|Photo by Anita Salzberg
Last Friday, I had the opportunity to ride along with a Red Cross disaster relief team as they responded to calls for help in Queens and Manhattan.
I left Greater New York regional headquarters in Manhattan with a team of responders who were dispatched from the Emergency Call Center, or ECC. The ECC is the hub of disaster response; it’s where information is gathered to help people in need of emergency assistance and disaster relief in the NYC area.
We first drove to Queens in a Red Cross van to respond to a “vacate,” which is when a tenant or tenants are forced to leave their apartment because it is either illegal or does not meet New York City building safety standards. Many of these vacates involve apartments that are unsafe, because they lack windows, reliable ventilation, and/or fire escapes.
Sometimes the consequences of renting out such an apartment unit can be deadly serious. A few years ago, a family died in a fire in their Brooklyn apartment because it did not have a fire escape.
When we arrived at the apartment, we met with the tenant, Mark. Mark had been living in a very small basement room with no windows, ventilation or means of fire escape. As a self-employed artist, Mark was sad to be leaving behind his home and his workspace, where he had stayed for many years. His apartment was filled with paintbrushes, canvasses and objects that inspired him. I asked him what he drew.
“I draw people like you,” he said, smiling. “Ordinary people, everyday things.”
Despite being sad about leaving, Mark knew he would have to find somewhere else to live for now. The Red Cross secured a two-day stay for him at a local hotel in Queens; we also provided him with a debit card with emergency funds for food. The responders invited Mark to visit Greater New York headquarters as soon as possible to speak with a caseworker about further services, including a new place to stay. He thanked us profusely.
After we left the vacate, the responders were notified of a basement fire in an apartment building on Manhattan’s Upper East Side. We immediately drove to there, and were greeted by firefighters. Luckily, they had arrived quickly and contained the fire, which was started by an oil leak, within minutes.
Although it was not a large fire, there was heavy smoke damage throughout the basement and in the kitchen of the superintendent’s basement apartment as well. Earlier, when the smoke began seeping into rooms upstairs through radiators, firefighters had to enter apartments on higher floors to open the windows and let the smoke out.
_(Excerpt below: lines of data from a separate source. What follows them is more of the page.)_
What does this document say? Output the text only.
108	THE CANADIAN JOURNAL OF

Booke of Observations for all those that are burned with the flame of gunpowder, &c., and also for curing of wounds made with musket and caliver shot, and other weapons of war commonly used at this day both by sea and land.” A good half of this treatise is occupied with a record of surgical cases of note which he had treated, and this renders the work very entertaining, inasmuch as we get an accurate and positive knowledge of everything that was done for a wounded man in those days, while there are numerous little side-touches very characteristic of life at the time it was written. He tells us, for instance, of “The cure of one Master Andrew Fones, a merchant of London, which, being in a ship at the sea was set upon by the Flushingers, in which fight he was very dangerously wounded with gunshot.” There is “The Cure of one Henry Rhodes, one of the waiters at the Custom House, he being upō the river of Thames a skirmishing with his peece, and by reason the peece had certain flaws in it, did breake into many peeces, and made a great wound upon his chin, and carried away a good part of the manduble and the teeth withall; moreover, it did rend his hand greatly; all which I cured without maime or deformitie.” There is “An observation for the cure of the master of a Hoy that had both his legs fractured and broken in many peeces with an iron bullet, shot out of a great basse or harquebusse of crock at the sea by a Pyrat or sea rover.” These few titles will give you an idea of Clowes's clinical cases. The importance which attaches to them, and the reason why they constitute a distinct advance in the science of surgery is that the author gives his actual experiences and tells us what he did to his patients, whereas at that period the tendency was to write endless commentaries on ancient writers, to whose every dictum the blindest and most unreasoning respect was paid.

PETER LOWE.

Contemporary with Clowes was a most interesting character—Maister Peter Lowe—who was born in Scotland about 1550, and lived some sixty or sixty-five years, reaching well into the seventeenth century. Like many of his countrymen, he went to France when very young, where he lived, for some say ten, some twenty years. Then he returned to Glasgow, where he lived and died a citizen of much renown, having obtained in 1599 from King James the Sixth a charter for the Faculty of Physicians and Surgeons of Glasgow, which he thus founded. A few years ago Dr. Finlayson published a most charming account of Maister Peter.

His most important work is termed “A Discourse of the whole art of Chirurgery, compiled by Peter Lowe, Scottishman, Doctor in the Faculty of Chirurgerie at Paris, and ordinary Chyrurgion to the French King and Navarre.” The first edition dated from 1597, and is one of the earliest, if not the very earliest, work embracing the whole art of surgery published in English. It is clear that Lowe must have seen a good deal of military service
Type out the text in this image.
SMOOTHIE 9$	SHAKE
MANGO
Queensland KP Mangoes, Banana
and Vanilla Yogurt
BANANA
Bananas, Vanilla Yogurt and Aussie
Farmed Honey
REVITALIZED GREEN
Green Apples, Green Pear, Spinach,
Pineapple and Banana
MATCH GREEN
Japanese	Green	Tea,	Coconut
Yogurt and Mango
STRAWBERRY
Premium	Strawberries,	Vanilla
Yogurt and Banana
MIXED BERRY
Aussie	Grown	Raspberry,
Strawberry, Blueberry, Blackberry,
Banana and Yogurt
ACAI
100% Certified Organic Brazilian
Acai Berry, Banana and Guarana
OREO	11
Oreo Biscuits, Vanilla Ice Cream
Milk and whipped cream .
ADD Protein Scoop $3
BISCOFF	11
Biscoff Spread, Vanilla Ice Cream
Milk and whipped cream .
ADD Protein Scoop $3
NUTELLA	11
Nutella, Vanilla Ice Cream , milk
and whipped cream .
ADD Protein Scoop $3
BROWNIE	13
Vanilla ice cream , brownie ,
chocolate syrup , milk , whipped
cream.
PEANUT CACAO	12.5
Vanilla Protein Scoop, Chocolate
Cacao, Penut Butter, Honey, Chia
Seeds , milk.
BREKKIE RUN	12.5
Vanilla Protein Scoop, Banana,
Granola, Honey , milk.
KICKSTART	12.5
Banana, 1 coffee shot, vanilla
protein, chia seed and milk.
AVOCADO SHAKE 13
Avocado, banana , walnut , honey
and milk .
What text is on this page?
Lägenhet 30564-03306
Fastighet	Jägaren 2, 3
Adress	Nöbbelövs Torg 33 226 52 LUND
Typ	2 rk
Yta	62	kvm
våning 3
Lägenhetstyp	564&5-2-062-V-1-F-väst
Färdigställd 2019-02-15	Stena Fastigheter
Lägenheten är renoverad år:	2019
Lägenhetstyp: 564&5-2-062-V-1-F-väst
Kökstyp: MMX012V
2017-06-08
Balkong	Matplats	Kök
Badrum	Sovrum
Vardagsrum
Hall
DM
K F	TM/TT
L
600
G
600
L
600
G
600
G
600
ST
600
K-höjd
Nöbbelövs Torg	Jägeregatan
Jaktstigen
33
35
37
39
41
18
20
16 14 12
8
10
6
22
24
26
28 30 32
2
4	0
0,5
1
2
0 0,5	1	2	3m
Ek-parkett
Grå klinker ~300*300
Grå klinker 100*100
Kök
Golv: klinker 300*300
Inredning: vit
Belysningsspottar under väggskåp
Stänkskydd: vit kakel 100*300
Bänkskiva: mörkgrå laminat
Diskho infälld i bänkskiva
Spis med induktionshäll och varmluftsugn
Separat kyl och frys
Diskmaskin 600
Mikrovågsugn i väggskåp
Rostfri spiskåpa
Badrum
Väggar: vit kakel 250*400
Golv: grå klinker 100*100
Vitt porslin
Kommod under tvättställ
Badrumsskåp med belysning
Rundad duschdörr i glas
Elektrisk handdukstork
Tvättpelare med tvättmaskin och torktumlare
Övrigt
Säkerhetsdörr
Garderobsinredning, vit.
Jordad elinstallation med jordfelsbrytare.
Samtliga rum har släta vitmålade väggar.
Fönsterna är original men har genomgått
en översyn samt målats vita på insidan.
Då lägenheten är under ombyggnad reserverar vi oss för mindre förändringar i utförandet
Thankfully, there was no damage to any of the upstairs apartments. Although the building’s residents — some of who were returning from lunch — seemed a bit shaken, everyone was okay. We gave the superintendent, Antonio, a fire cleanup kit. Fortunately, he and his family will be able to stay in his apartment after airing it out and clearing small debris.
“I did not even know that the Red Cross would be here to provide assistance after a fire,” he admitted. “My family and I are very grateful for the help of the Red Cross.”
The experience of the ride-along was truly humbling and very eye opening. As a communications intern, I spend most of my time in the office, so going out into the field with the disaster response volunteers was an interesting change. The trip allowed me to see firsthand the impact the Greater New York Red Cross has on the everyday lives of New Yorkers. While disaster response is a very serious commitment, one fun aspect of it is seeing parts of the city while en route to fires and vacates that one might never otherwise visit. Volunteers also have the opportunity to meet ordinary New Yorkers and touch their lives.
As the Red Cross motto states, the organization helps people “Down the street. Across the country. Around the world.” At Greater New York headquarters, volunteers and employees work tirelessly to bring aid to their neighbors and fellow New York City residents, just down the street.
Just a few hours from New York by plane, Red Cross volunteers are helping Illinois residents recover in the aftermath of dangerous tornadoes that tore through 11 Illinois cities last week.
And around the world, the American Red Cross is currently providing assistance to the Red Cross of the Philippines in their effort to aid those affected by Typhoon Haiyan.
As an intern, I am proud to work with the American Red Cross in its efforts to address humanitarian needs at a local, national and global level.